Failure to Protect Resident From Physical Abuse and to Report Incident
Penalty
Summary
The facility failed to protect a resident from physical abuse by another resident when one resident with a known history of antagonistic, verbally and physically aggressive behavior kicked another resident, causing a fall and subsequent pain. Multiple witnesses, including another resident and two CNAs, reported that while residents were lined up for a smoke break, the aggressor resident grabbed the victim resident’s leg in an attempt to make him fall and, when that failed, deliberately kicked the victim’s left leg or knee, causing him to fall onto his left hip.
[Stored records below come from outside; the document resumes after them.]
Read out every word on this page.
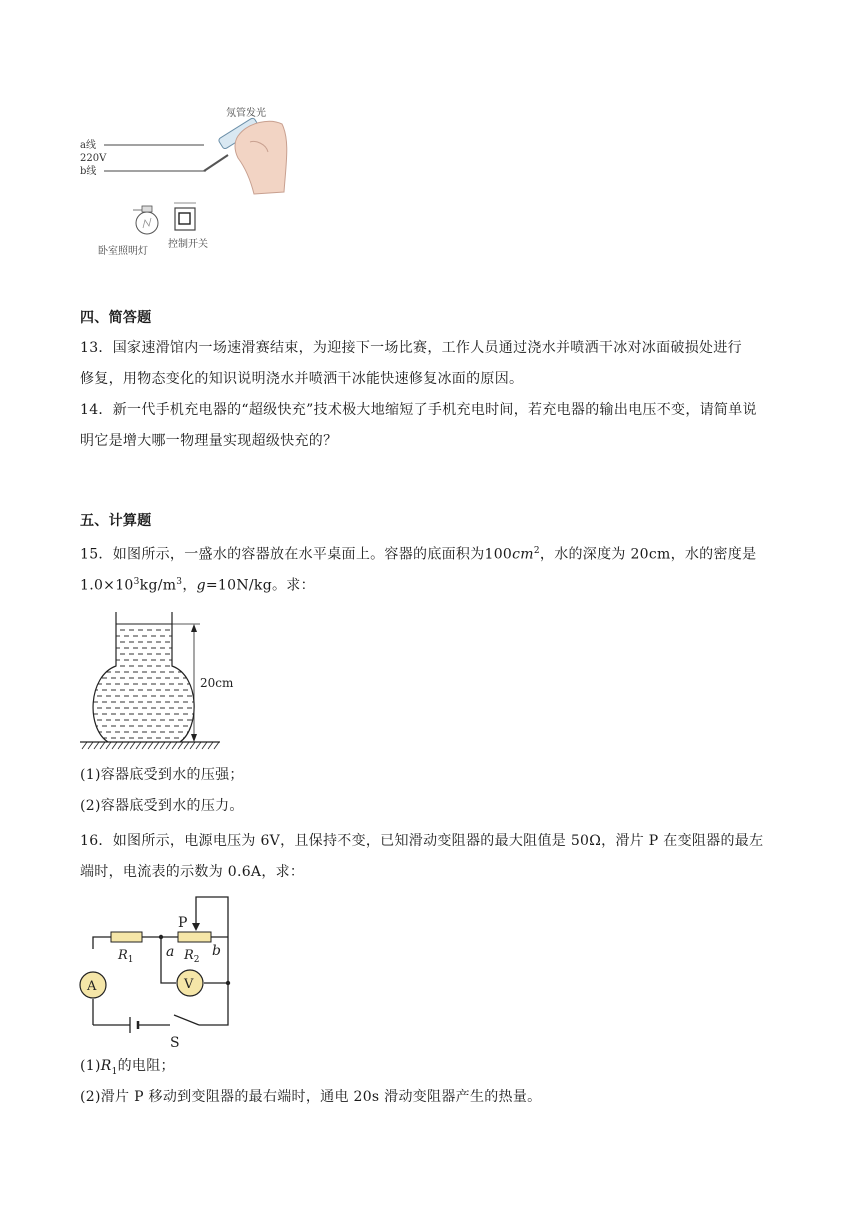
氖管发光
a线
220V
b线
卧室照明灯
控制开关
四、简答题
13．国家速滑馆内一场速滑赛结束，为迎接下一场比赛，工作人员通过浇水并喷洒干冰对冰面破损处进行
修复，用物态变化的知识说明浇水并喷洒干冰能快速修复冰面的原因。
14．新一代手机充电器的“超级快充”技术极大地缩短了手机充电时间，若充电器的输出电压不变，请简单说
明它是增大哪一物理量实现超级快充的？
五、计算题
15．如图所示，一盛水的容器放在水平桌面上。容器的底面积为$100cm^2$，水的深度为 20cm，水的密度是
$1.0\times 10^3kg/m^3$，g=10N/kg。求：
20cm
(1)容器底受到水的压强；
(2)容器底受到水的压力。
16．如图所示，电源电压为 6V，且保持不变，已知滑动变阻器的最大阻值是 50Ω，滑片 P 在变阻器的最左
端时，电流表的示数为 0.6A，求：
A	V
P
$R_1$ a $R_2$
b
S
$(1)R_1$的电阻；
(2)滑片 P 移动到变阻器的最右端时，通电 20s 滑动变阻器产生的热量。
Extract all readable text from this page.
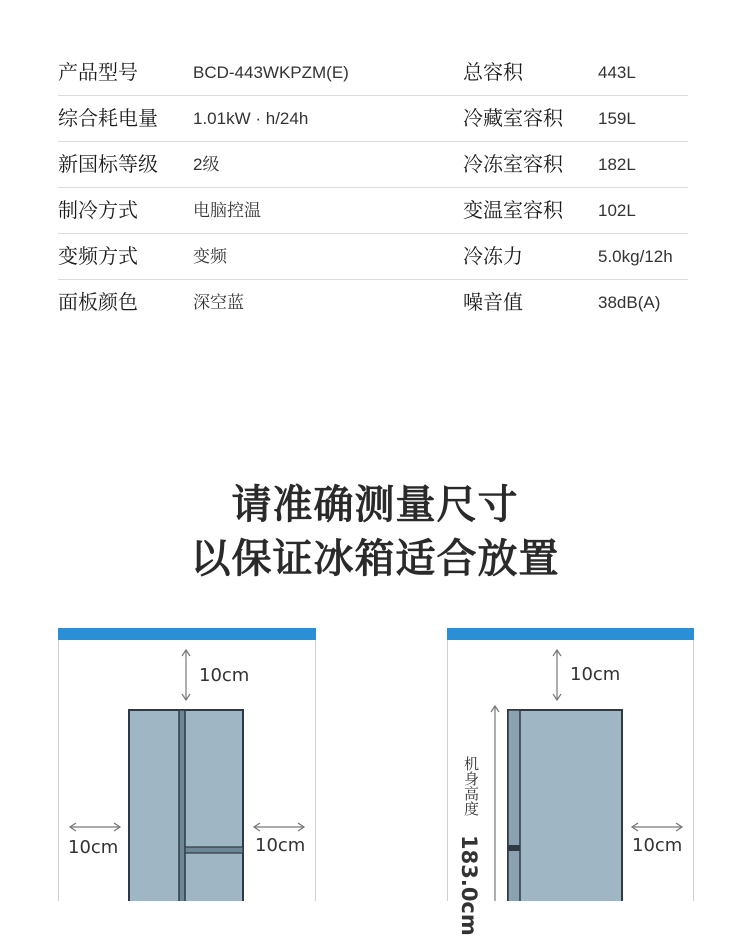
产品型号	BCD-443WKPZM(E)	总容积	443L
综合耗电量 1.01kW · h/24h	冷藏室容积 159L
新国标等级 2级	冷冻室容积 182L
制冷方式	电脑控温	变温室容积 102L
变频方式	变频	冷冻力	5.0kg/12h
面板颜色	深空蓝	噪音值	38dB(A)
请准确测量尺寸
以保证冰箱适合放置
10cm
10cm	10cm
10cm
10cm
机身高度
183.0cm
The victim resident consistently reported that the kick knocked him off his feet, that he landed on his left hip, and that he continued to experience left hip and buttock pain rated 5/10 with walking and lying on his back. A behavior note documented that the aggressor resident stood up from his wheelchair and kicked the victim resident in the leg for no reason, witnessed by residents and staff, and a subsequent nurse’s note documented the victim’s complaint of left hip pain and an order for a left hip and pelvis X-ray. Despite staff recognizing the event as physical abuse and a reportable incident under the facility’s Abuse and Retaliation Prevention and Reporting policy, the facility did not take required reporting and response actions. An LPN stated that the incident was reportable and notified the Administrator, and both the DON and ADON acknowledged that one resident kicking another constitutes physical abuse that should be reported to the state surveying agency and to the police. However, the Administrator confirmed that the facility did not report the incident to the state surveying agency and that facility staff did not call the police or an ambulance for the victim resident, even though the victim repeatedly requested that the police and an ambulance be called. Instead, the aggressor resident independently called 911 for himself. The facility’s own policy defines physical abuse as willful infliction of injury, including kicking, and affirms residents’ right to be free from abuse, but these standards were not followed in this incident.